# trout in the surf



## trome55 (Apr 19, 2014)

Hello Guys, I Just Got 4 Days Off From College. Wondering If Anyone Has Caught Any Trout Out In The Surf Yet? Thank You For Any Input And GOD BLESS.


----------



## txwader247 (Sep 2, 2005)

They are in the surf, but it is going to be hard to fish the surf with the wind predictions through the weekend.


----------



## txdukklr (Jun 30, 2013)

I fished last thursday and killed em on the beach side.

next day wind was blowing so hard I wanted to be back at the ramp. Wind is the issue . . . . not the abundance of fish in my opinion


----------



## trome55 (Apr 19, 2014)

Thank You Guys Greatly Appreciate It. Im Still A Little New To Fishing The Surf. What Type Of Wind Direction,Ect. Is Ideal?


----------



## Part Timer (Jul 2, 2012)

Light south east. Here is a camera link so you can see what it is currently looking like. this is for bolivar. They have some for Galveston as well.

http://www.cbwebcam.com/beach/beachcam.htm

I use this site for wave and wind predictions

http://www.swellinfo.com/surf-forecast/galveston-texas


----------



## Drundel (Feb 6, 2006)

http://www.2coolfishing.com/ttmbforum/showthread.php?t=965257


----------



## trome55 (Apr 19, 2014)

Thank You For All The Input!


----------



## trome55 (Apr 19, 2014)

Drundell, Was THat All The Way Down Bluewater Hghway,Near San Luis Pass ? THat House/Bulkhead Thing Where The Beach Ends?


----------



## John_B_1 (Jan 28, 2011)

The fish were caught around access 6, I've got a friend that lives in that neighborhood that me an my nephew went to visit


----------



## SurfRunner (May 22, 2004)

txdukklr said:


> Wind is the issue . . . . not the abundance of fish in my opinion


Exactly this here ^^^^^^ !

You need a wind anywhere from the NW going clockwise to the SE at 10 knots or under. You can get them under a sustained SE under 15 knots but it's going to be rough...This is for the Galveston and Surfside areas. The further east you go, the more fickle the water is.

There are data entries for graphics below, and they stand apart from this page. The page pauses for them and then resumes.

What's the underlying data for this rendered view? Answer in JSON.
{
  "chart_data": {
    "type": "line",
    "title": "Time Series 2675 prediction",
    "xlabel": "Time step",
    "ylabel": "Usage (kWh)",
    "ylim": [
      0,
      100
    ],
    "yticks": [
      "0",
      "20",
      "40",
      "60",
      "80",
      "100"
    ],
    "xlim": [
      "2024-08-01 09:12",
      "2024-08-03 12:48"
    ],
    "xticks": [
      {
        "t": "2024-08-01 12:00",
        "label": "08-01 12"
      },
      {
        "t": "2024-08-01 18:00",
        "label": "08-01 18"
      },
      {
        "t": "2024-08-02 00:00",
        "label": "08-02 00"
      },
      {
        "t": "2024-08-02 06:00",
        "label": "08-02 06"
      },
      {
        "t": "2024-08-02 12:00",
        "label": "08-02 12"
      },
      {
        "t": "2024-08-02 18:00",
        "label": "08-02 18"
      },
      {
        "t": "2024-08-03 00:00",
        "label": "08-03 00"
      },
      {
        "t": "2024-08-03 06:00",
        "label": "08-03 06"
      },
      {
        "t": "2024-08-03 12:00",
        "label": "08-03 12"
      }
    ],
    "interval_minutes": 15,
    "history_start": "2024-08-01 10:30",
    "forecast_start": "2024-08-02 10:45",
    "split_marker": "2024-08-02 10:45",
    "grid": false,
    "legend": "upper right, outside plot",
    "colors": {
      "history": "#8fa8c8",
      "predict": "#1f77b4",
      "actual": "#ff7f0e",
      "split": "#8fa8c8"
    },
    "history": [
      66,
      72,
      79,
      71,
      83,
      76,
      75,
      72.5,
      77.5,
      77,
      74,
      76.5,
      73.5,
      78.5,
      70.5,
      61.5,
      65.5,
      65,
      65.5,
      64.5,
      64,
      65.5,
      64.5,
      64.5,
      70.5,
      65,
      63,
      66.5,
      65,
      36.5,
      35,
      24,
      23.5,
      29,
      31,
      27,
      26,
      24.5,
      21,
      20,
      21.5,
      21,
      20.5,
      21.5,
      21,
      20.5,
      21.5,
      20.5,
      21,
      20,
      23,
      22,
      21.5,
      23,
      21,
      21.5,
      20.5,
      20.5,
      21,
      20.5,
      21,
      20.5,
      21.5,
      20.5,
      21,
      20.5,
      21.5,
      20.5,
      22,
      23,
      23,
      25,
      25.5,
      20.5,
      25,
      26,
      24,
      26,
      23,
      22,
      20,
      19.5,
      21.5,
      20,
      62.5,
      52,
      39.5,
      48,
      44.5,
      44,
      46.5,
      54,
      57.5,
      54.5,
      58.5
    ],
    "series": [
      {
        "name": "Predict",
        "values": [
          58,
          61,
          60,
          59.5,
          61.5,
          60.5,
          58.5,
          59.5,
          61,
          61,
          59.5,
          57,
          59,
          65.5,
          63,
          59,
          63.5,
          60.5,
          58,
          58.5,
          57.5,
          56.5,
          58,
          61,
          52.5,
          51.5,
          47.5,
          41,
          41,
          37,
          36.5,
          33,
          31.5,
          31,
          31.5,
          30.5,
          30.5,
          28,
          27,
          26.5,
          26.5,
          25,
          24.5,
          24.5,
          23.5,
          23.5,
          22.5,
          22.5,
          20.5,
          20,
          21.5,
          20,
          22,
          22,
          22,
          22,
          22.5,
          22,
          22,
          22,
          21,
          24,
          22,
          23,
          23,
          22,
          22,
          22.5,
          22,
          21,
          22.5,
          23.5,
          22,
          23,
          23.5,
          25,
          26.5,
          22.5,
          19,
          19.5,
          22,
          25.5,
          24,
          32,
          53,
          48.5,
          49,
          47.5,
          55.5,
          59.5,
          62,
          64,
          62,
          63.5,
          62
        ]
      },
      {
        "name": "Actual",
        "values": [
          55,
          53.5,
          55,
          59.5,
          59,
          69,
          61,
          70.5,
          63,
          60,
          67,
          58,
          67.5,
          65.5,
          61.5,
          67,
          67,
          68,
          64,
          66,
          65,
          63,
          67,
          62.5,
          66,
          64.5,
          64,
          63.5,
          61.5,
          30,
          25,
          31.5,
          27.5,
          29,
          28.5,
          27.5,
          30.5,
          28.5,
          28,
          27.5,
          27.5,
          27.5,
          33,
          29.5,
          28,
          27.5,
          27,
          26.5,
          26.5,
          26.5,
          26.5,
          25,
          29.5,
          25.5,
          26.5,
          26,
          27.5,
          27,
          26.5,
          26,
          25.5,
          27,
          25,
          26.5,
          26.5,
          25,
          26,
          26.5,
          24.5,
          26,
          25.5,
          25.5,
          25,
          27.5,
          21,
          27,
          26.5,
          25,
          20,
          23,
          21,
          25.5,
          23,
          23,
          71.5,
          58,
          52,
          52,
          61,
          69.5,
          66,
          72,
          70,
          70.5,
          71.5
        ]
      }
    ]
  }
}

The windows of opportunities should be open for longer periods of time soon.


----------



## Yellow.mouth (May 10, 2013)

Trome, a shift to the north with a late season front can be great too. Look for surf less than two foot on swellinfo for easier wading. Southwest often equals chocolate milk though even if its flat. Good luck!


----------